Ce texte, présenté comme une avancée historique, semble redéfinir les fondements institutionnels de ce territoire. Mais à bien y regarder, cet accord est tout sauf une certitude. Il est une promesse conditionnelle, suspendue au bon vouloir d’une Puissance administrante en proie à une instabilité politique sans précédent.
Comment peut-on raisonnablement envisager de modifier la Constitution française dans un contexte politique où l’Assemblée nationale est divisée, où il n’existe aucune majorité stable ?
Comment peut-on bâtir l’avenir d’un Pays sur des hypothèses institutionnelles aussi fragiles?
La révision constitutionnelle que suppose « l’accord Bougival » est loin d’être acquise.

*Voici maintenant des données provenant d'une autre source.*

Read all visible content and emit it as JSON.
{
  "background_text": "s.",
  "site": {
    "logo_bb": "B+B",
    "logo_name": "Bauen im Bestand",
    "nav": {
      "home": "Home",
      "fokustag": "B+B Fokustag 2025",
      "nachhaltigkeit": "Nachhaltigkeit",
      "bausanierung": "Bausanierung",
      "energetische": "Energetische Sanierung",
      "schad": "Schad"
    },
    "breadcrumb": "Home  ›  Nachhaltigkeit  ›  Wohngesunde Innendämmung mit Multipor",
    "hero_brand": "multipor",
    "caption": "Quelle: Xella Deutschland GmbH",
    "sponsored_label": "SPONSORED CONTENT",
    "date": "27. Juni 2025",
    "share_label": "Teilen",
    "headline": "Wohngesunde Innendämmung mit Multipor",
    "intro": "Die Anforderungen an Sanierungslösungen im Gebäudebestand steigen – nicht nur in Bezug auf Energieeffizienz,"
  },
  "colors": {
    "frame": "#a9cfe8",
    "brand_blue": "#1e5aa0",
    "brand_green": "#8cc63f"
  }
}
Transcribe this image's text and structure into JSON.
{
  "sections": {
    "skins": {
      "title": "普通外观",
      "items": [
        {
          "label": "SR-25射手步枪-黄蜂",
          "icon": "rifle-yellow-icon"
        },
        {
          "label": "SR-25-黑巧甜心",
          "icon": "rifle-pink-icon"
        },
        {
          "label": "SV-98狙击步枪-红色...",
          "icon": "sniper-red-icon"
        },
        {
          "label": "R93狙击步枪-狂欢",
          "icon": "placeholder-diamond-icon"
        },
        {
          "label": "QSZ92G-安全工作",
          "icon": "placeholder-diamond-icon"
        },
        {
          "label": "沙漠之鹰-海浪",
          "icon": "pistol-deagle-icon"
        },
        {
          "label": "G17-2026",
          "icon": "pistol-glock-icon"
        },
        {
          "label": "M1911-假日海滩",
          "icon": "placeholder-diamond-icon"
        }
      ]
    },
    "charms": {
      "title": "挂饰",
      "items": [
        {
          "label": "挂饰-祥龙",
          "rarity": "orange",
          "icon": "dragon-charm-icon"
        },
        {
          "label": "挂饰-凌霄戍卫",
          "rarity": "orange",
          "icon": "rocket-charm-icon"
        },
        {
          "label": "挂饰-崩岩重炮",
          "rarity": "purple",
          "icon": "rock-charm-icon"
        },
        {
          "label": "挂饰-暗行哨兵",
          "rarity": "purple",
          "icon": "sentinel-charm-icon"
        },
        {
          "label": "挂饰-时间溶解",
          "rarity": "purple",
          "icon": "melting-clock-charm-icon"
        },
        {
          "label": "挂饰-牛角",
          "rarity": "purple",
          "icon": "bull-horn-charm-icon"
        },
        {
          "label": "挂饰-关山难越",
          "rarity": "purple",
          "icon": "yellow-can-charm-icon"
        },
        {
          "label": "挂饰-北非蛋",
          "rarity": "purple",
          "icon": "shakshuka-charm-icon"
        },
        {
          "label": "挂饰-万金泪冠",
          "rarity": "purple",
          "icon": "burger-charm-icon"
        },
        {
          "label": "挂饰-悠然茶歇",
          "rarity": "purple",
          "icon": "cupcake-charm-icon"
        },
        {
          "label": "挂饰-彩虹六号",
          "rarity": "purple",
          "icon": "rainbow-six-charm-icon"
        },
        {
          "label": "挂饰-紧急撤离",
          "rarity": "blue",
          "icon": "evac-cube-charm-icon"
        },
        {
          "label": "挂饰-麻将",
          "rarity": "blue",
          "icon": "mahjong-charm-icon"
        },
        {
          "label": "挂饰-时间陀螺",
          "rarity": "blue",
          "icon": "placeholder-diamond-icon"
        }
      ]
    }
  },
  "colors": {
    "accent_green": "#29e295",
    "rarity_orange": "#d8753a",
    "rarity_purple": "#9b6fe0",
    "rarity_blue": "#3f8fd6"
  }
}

Elle requiert une majorité des 3/5e du Congrès, un alignement politique des deux chambres, et un calendrier législatif lisible.
Au regard des principes de la Charte des Nations Unies, de la Déclaration Universelle des Droits de l’Homme et du Pacte International relatif aux Droits Civils et Politiques, la reconnaissance et l’exercice du droit à l’autodétermination d’un peuple :
1°- ne peut pas dépendre d’un calendrier électoral fixé exclusivement par la puissance administrante ;
2°- ne peut pas être suspendu aux équilibres précaires d’un Parlement en grande instabilité ;
3° doit être garanti par un cadre neutre, équitable et international, celui des Nations Unies.
Ce combat pour l’autodétermination des peuples ne concerne pas uniquement la Kanaky. Il est un signal fort pour tous les peuples des territoires non-autonomes du Pacifique. Il pose une question de fond pour Ma’ohi Nui aussi :
Avons-nous le droit de décider librement de notre destin, ou devons-nous continuer à dépendre du bon vouloir d’une Puissance administrante instable, lointaine et souvent indifférente?
Nous saluons l’engagement au dialogue institutionnel entre les parties, expression d’une volonté commune de surmonter les clivages politiques. Ce choix du dialogue mérite d’être reconnu, car il est le socle de tout processus démocratique.
Toutefois, nous appelons à la vigilance face à la fragilité et l’ambiguïté de fond d’un tel accord, fondé sur une réforme constitutionnelle incertaine, dans un contexte institutionnel instable « au sein de la République française ». Car, comme pour le peuple de Ma’ohi Nui, tant que le peuple kanak ne sera pas pleinement associé à un processus d’autodétermination encadré et reconnu par la communauté internationale, la décolonisation ne pourra être tenue pour achever au regard du droit onusien, ni honorée au regard de l’Histoire.
Nous réaffirmons que la reconnaissance d’un peuple et l’exercice, par ce dernier, de son droit à l’autodétermination, ne peut s’accommoder de compromis juridiques ou de constructions institutionnelles ambigus. Elle appelle un acte de vérité, un engagement clair, et une démarche conforme aux principes fondamentaux des Nations Unies et des déclarations onusiennes en matière de décolonisation.
Ma’ohi Nui, elle-même inscrite sur la liste des territoires non autonomes à décoloniser, sait ce que signifie cette attente, cette exigence de justice. C’est pourquoi nous réaffirmons ici notre soutien fraternel au peuple kanak dans sa marche vers la pleine souveraineté, et appelons à ce que toute solution respecte à la fois la mémoire, la volonté, et le droit inaliénable des peuples à disposer d’eux-mêmes.
L’effort subtil de la Puissance administrante de provoquer l’instauration d’une prétendue «Quatrième Option» de décolonisation, à la marge de celles internationalement posées par la Déclaration 1541 (XV) du 15/12/1960 de l’Assemblée Générale des Nations Unies, ne dupe pas le parti Tavini Huiraatira, qui s’oppose clairement à une telle orientation pour Ma’ohi Nui qui est réinscrite sur la liste onusienne des territoires non-autonomes depuis le 17 mai 2013.
Le Tavini Huiraatira réaffirme donc le processus d’accession de Ma’ohi Nui à la souveraineté pleine et entière, sous les seuls auspices des Nations Unies, et réitère son appel à l’instauration du dialogue de décolonisation entre les institutions Polynésiennes et la France.